Burmese prodemocracy activist Aung Saan Suu Kyi argues that “violence starts in the mind” as a deeply embedded aspect of patriarchal culture, manifesting itself in men’s sense of superiority and unqualified access to women’s bodies, and women’s sense of disempowerment and subordination. This might help in explaining the uphill task of creating and sustaining high level political will to work on, not least resource work, against violence against women. To name one example, the UN Secretary General’s Network of Men Leaders committed to ending violence against women still has a relatively small number of men signed up in public support. Thus while policy and legal reform and service provision are all essential and necessary aspects of confronting sexual violence, the task of ending it requires a deeper level of transformation, what Guatemalan activist Patricia Ardon calls a “change in the social imaginary”.

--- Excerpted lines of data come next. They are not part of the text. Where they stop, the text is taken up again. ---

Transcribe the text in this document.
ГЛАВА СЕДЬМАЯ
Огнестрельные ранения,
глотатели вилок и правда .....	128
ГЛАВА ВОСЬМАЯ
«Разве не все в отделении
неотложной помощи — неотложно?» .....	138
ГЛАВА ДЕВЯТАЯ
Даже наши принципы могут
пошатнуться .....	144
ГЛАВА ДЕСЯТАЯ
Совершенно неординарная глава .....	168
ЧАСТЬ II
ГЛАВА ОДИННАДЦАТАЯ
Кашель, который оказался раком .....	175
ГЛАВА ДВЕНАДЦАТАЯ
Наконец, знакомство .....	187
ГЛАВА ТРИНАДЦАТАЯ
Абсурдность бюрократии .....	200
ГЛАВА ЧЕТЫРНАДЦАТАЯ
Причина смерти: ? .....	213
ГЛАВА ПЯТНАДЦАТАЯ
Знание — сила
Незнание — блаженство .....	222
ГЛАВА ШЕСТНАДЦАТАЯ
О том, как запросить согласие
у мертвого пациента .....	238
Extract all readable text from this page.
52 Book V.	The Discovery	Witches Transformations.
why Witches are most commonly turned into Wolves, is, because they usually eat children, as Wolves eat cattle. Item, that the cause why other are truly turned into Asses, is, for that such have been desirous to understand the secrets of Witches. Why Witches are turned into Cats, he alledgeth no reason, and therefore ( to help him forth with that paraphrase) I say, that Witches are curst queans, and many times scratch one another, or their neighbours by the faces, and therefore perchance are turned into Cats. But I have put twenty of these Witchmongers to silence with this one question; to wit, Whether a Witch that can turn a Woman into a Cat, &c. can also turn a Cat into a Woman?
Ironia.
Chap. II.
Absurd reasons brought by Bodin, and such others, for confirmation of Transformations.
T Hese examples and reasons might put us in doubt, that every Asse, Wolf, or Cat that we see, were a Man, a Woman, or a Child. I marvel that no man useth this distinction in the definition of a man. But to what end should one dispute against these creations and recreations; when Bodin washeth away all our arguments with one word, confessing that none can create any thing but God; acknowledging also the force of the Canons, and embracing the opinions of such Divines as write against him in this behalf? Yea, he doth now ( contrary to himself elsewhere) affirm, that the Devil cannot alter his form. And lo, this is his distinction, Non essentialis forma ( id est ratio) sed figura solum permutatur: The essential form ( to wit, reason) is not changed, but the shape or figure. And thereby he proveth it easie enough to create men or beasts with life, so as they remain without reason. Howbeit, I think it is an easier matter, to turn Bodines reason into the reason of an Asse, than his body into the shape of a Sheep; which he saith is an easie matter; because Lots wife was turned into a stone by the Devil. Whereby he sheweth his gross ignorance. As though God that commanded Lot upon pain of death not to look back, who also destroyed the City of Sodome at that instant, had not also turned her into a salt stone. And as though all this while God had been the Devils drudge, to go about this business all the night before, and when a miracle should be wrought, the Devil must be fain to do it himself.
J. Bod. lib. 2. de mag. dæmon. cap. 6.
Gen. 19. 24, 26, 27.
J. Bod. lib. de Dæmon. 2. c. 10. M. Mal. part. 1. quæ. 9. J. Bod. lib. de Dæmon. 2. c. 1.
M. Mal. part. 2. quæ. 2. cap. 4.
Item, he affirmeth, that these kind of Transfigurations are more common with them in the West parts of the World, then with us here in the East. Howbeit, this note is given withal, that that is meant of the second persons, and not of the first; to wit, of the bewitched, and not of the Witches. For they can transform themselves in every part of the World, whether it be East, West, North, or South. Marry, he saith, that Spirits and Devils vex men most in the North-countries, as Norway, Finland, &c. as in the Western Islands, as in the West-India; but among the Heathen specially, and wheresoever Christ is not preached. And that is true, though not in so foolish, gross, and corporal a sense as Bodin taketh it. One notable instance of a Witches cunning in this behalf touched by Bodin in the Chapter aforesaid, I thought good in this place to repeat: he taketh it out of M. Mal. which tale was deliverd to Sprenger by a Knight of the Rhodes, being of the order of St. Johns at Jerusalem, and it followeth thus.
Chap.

We know that while some men and boys do rape, others don’t and never would. Indeed, some men and boys actively reject the notion of sexual violence as a legitimate expression of their masculinity, and stand up to defend this principle in their homes, streets and even, as Cynthia Cockburn has written on openDemocracy, in the context of war. Affirming a worldview and individual choices to respect rather than violate women and girls bodies is a critical step in this change and at the heart of preventing sexual violence. In Suchitoto in El Salvador, activists have taken on the task of deeper transformation on, and are changing social attitudes through a family-driven campaign, with people stencilling a message on their front doors that reads “In this house we want a life free of violence against women”. This is one in a series of examples of community-based campaigns to challenge the acceptance of violence and shine a questioning light on those who do not take a stand against violation, rather than direct stigma onto those who are violated.
As Zimbabwean activist and academic Shereen Essof puts it, “sometimes we need to name the abnormal as abnormal, and take action to defend what is normal!”.